Doa ini, yang dikenal sebagai bagian dari doa Abu Hamzah Ats Tsumali., adalah permata balaghah yang menggambarkan hubungan intim antara hamba dan Tuhan melalui bahasa yang penuh makna. Secara etimologis, kata سَيِّدِي (sayyidī, “Tuhanku”) mengandung makna kepemimpinan dan keagungan. Kata ini bukan hanya panggilan formal, tetapi sebuah pengakuan bahwa Tuhan adalah satu-satunya penguasa jiwa. أَنَا ٱلصَّغِيرُ (ana al-ṣaghīr, “aku adalah yang kecil”) berasal dari akar ṣaghara, yang merujuk pada kecilnya eksistensi manusia di hadapan kebesaran Tuhan, sebuah isti’arah yang menggambarkan kerendahan ontologis manusia.

Isti’arah dalam doa ini terlihat jelas dalam penggambaran manusia sebagai ٱلْجَائِعُ (yang kelaparan), ٱلْعَطْشَانُ (yang kehausan), dan ٱلْعَارِي (yang telanjang). Ini bukan hanya kebutuhan fisik, tetapi simbol kehausan spiritual, kelaparan akan kebenaran, dan ketelanjangan jiwa tanpa rahmat Tuhan. ٱلْمُذْنِبُ ٱلَّذِي سَتَرْتَهُ (yang berdosa yang Engkau tutupi) menggunakan metafora sitr (penutup), yang menggambarkan rahmat Tuhan sebagai jubah yang melindungi kehormatan hamba dari noda dosa.

Secara balaghah, doa ini menggunakan tardid (pengulangan frasa “أَنَا” untuk menegaskan kerendahan) dan tibaq(kontras antara kelemahan manusia dan keagungan Tuhan, seperti “ٱلضَّعِيفُ” dan “قَوَّيْتَهُ”). Struktur paralelisme dalam setiap baris menciptakan ritme yang menghanyutkan, mengajak pembaca merenungi kefaqiran diri dan kebesaran Tuhan. Puncaknya, إِنَّكَ أَنْتَ ٱلْوَهَّابُ (Sesungguhnya Engkau Maha Pemberi), menggunakan gaya iltifat (perubahan sudut pandang) untuk menegaskan sifat Tuhan sebagai sumber segala anugerah, menutup doa dengan nada harapan dan kepasrahan.

Analisis Eksistensialisme dan Psikologi dengan Perspektif Sufisme

Meister Eckhart, mistikus Kristen abad ke-14, menegaskan bahwa jalan menuju Tuhan adalah melalui “kepenuhan dalam kekosongan.” Manusia harus melepaskan ego—keakuan yang membelenggu—untuk menjadi wadah kehadiran ilahi.
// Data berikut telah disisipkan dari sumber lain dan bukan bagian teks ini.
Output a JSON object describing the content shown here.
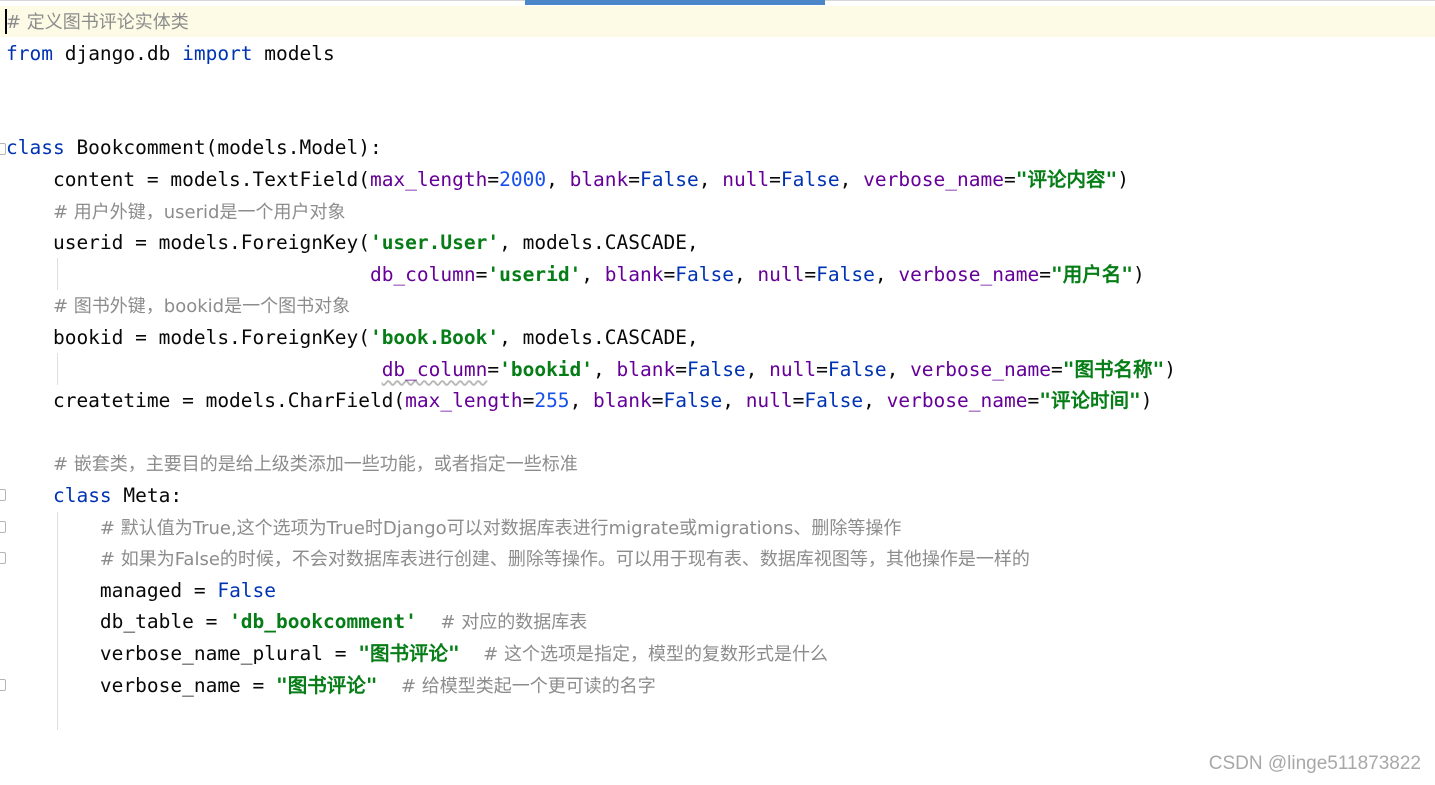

Dalam doa ini, pengakuan sebagai ٱلصَّغِيرُ (yang kecil) dan ٱلْفَقِيرُ (yang miskin) mencerminkan detachment yang Eckhart maksudkan. Dengan merendahkan diri, manusia “mengosongkan” ruang batinnya dari ilusi kebesaran diri, membuka jalan bagi cahaya Tuhan untuk memenuhinya.
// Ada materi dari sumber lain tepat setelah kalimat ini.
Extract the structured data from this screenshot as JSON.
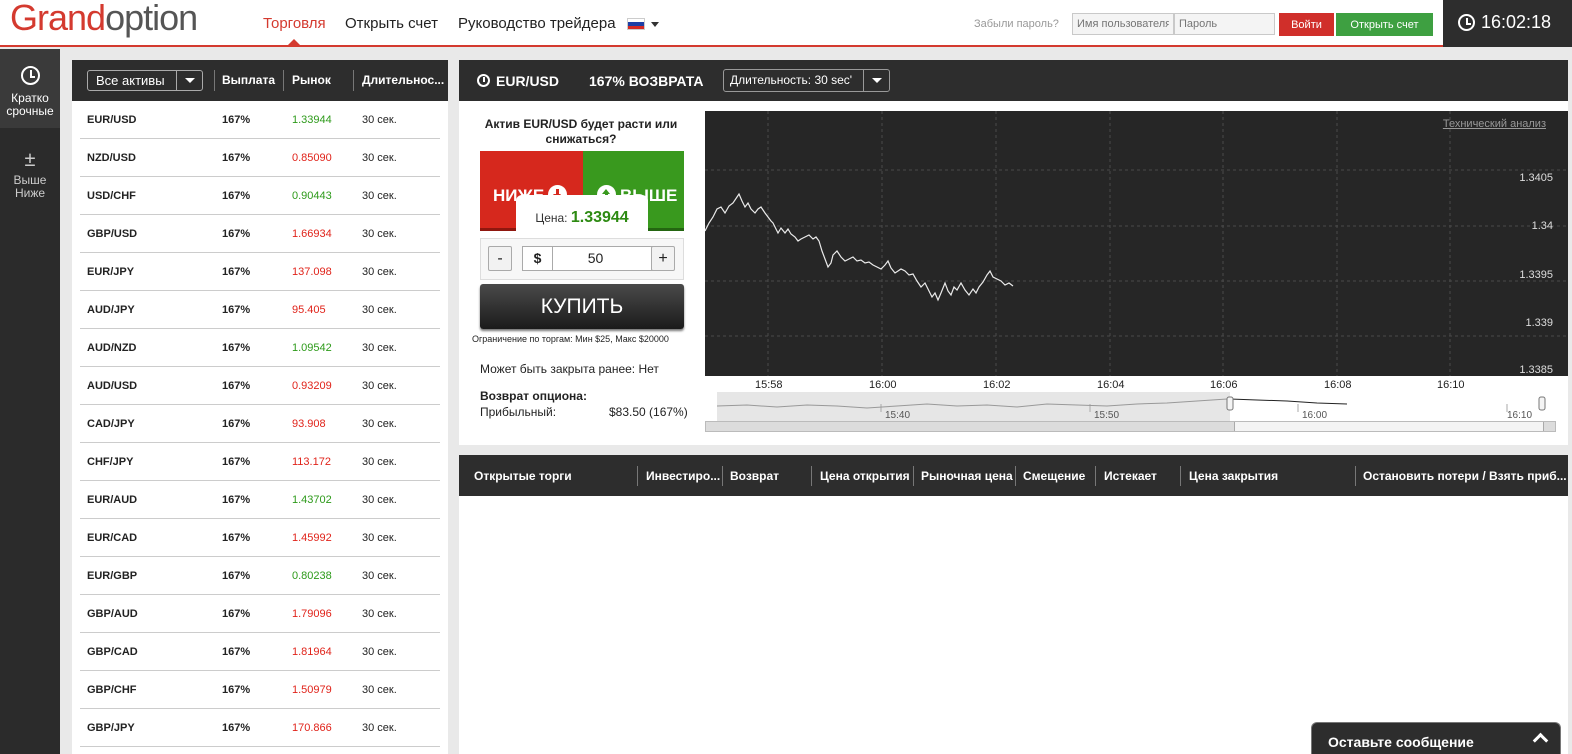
{
  "header": {
    "logo_part1": "Grand",
    "logo_part2": "option",
    "nav": [
      "Торговля",
      "Открыть счет",
      "Руководство трейдера"
    ],
    "forgot": "Забыли пароль?",
    "username_placeholder": "Имя пользователя",
    "password_placeholder": "Пароль",
    "login_button": "Войти",
    "open_account_button": "Открыть счет",
    "clock": "16:02:18"
  },
  "sidebar": {
    "items": [
      {
        "label": "Кратко срочные",
        "icon": "clock-icon"
      },
      {
        "label": "Выше Ниже",
        "icon": "plus-minus-icon"
      }
    ]
  },
  "assets": {
    "filter": "Все активы",
    "columns": [
      "Выплата",
      "Рынок",
      "Длительнос..."
    ],
    "rows": [
      {
        "name": "EUR/USD",
        "payout": "167%",
        "market": "1.33944",
        "trend": "up",
        "duration": "30 сек."
      },
      {
        "name": "NZD/USD",
        "payout": "167%",
        "market": "0.85090",
        "trend": "down",
        "duration": "30 сек."
      },
      {
        "name": "USD/CHF",
        "payout": "167%",
        "market": "0.90443",
        "trend": "up",
        "duration": "30 сек."
      },
      {
        "name": "GBP/USD",
        "payout": "167%",
        "market": "1.66934",
        "trend": "down",
        "duration": "30 сек."
      },
      {
        "name": "EUR/JPY",
        "payout": "167%",
        "market": "137.098",
        "trend": "down",
        "duration": "30 сек."
      },
      {
        "name": "AUD/JPY",
        "payout": "167%",
        "market": "95.405",
        "trend": "down",
        "duration": "30 сек."
      },
      {
        "name": "AUD/NZD",
        "payout": "167%",
        "market": "1.09542",
        "trend": "up",
        "duration": "30 сек."
      },
      {
        "name": "AUD/USD",
        "payout": "167%",
        "market": "0.93209",
        "trend": "down",
        "duration": "30 сек."
      },
      {
        "name": "CAD/JPY",
        "payout": "167%",
        "market": "93.908",
        "trend": "down",
        "duration": "30 сек."
      },
      {
        "name": "CHF/JPY",
        "payout": "167%",
        "market": "113.172",
        "trend": "down",
        "duration": "30 сек."
      },
      {
        "name": "EUR/AUD",
        "payout": "167%",
        "market": "1.43702",
        "trend": "up",
        "duration": "30 сек."
      },
      {
        "name": "EUR/CAD",
        "payout": "167%",
        "market": "1.45992",
        "trend": "down",
        "duration": "30 сек."
      },
      {
        "name": "EUR/GBP",
        "payout": "167%",
        "market": "0.80238",
        "trend": "up",
        "duration": "30 сек."
      },
      {
        "name": "GBP/AUD",
        "payout": "167%",
        "market": "1.79096",
        "trend": "down",
        "duration": "30 сек."
      },
      {
        "name": "GBP/CAD",
        "payout": "167%",
        "market": "1.81964",
        "trend": "down",
        "duration": "30 сек."
      },
      {
        "name": "GBP/CHF",
        "payout": "167%",
        "market": "1.50979",
        "trend": "down",
        "duration": "30 сек."
      },
      {
        "name": "GBP/JPY",
        "payout": "167%",
        "market": "170.866",
        "trend": "down",
        "duration": "30 сек."
      }
    ]
  },
  "trade": {
    "asset": "EUR/USD",
    "return_label": "167% ВОЗВРАТА",
    "duration": "Длительность: 30 sec'",
    "question": "Актив EUR/USD будет расти или снижаться?",
    "lower": "НИЖЕ",
    "higher": "ВЫШЕ",
    "price_label": "Цена:",
    "price": "1.33944",
    "minus": "-",
    "plus": "+",
    "currency": "$",
    "amount": "50",
    "buy": "КУПИТЬ",
    "limit": "Ограничение по торгам: Мин $25, Макс $20000",
    "closable": "Может быть закрыта ранее: Нет",
    "return_title": "Возврат опциона:",
    "profit_label": "Прибыльный:",
    "profit_value": "$83.50 (167%)"
  },
  "chart": {
    "tech_link": "Технический анализ",
    "y_ticks": [
      "1.3405",
      "1.34",
      "1.3395",
      "1.339",
      "1.3385"
    ],
    "x_ticks": [
      "15:58",
      "16:00",
      "16:02",
      "16:04",
      "16:06",
      "16:08",
      "16:10"
    ],
    "navigator_ticks": [
      "15:40",
      "15:50",
      "16:00",
      "16:10"
    ]
  },
  "open_trades": {
    "columns": [
      "Открытые торги",
      "Инвестиро...",
      "Возврат",
      "Цена открытия",
      "Рыночная цена",
      "Смещение",
      "Истекает",
      "Цена закрытия",
      "Остановить потери / Взять приб..."
    ]
  },
  "chat": {
    "label": "Оставьте сообщение"
  },
  "colors": {
    "accent": "#d43a2f",
    "up": "#2d9a1a",
    "down": "#e0231a",
    "dark": "#2d2d2d"
  }
}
Alkisah seekor lalat yang hinggap di sehelai jerami di sungai, lalu membayangkan dirinya sebagai kapten yang mengendalikan kapal. Ia lupa bahwa jerami itu hanyut oleh arus, bukan oleh kekuatannya. Ketika angin menerpa, lalat itu tersadar akan kelemahannya. Kisah ini menegaskan bahwa ego manusia, seperti lalat, sering membesar-besarkan diri. Pengakuan ٱلصَّغِيرُ dalam doa adalah langkah menuju kesadaran akan ketergantungan mutlak pada Tuhan, sebagaimana lalat hanya hidup oleh kehendak arus ilahi.
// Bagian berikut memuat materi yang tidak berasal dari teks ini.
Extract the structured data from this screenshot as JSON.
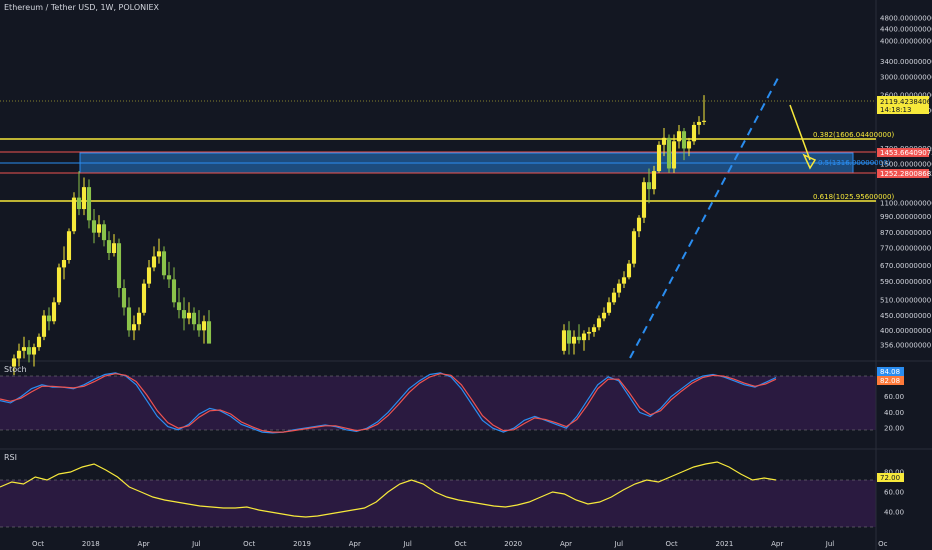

Eksistensialisme melihat iman sebagai “lompatan ke dalam absurd,” sebuah tindakan paradoksal di mana manusia menyerahkan diri kepada Tuhan meski dihadapkan pada ketidakpastian. Dalam doa ini, pengakuan أَنَا ٱلْمُذْنِبُ (aku yang berdosa) mencerminkan keberanian untuk menghadapi kelemahan diri, namun tetap berharap pada rahmat Tuhan (ٱلْوَهَّابُ). Iman bukanlah kepastian logis, melainkan keberanian untuk mempercayai kasih Tuhan di tengah pengakuan dosa.

Alkisah seorang pria yang berdoa di bawah pohon, memohon rezeki, namun tiba-tiba ranting pohon itu jatuh dan nyaris membunuhnya. Ia marah, mengira Tuhan mengejek doanya. Namun, seorang bijak menjelaskan bahwa ranting yang jatuh adalah ujian untuk menguatkan imannya. Doa أَنَا ٱلْمُذْنِبُ mencerminkan momen ketika manusia, seperti pria itu, menghadapi absurditas hidup—ketidaksesuaian antara harapan dan kenyataan—namun memilih untuk tetap beriman kepada rahmat Tuhan.

Martin Heidegger menggambarkan manusia sebagai makhluk yang “terlempar” (Geworfenheit) ke dunia tanpa memilihnya, mencari makna di tengah keterasingan. Dalam doa ini, manusia disebut ٱلطَّرِيدُ (yang terusir), sebuah cerminan dari kondisi eksistensial Heidegger. Makna sejati ditemukan melalui Sorge (kepedulian), bukan pada dunia material, melainkan pada hubungan dengan Tuhan. Doa ini, dengan kerinduannya akan perlindungan ilahi, menunjukkan upaya manusia untuk mengatasi keterasingan melalui penyerahan diri kepada Yang Maha Esa.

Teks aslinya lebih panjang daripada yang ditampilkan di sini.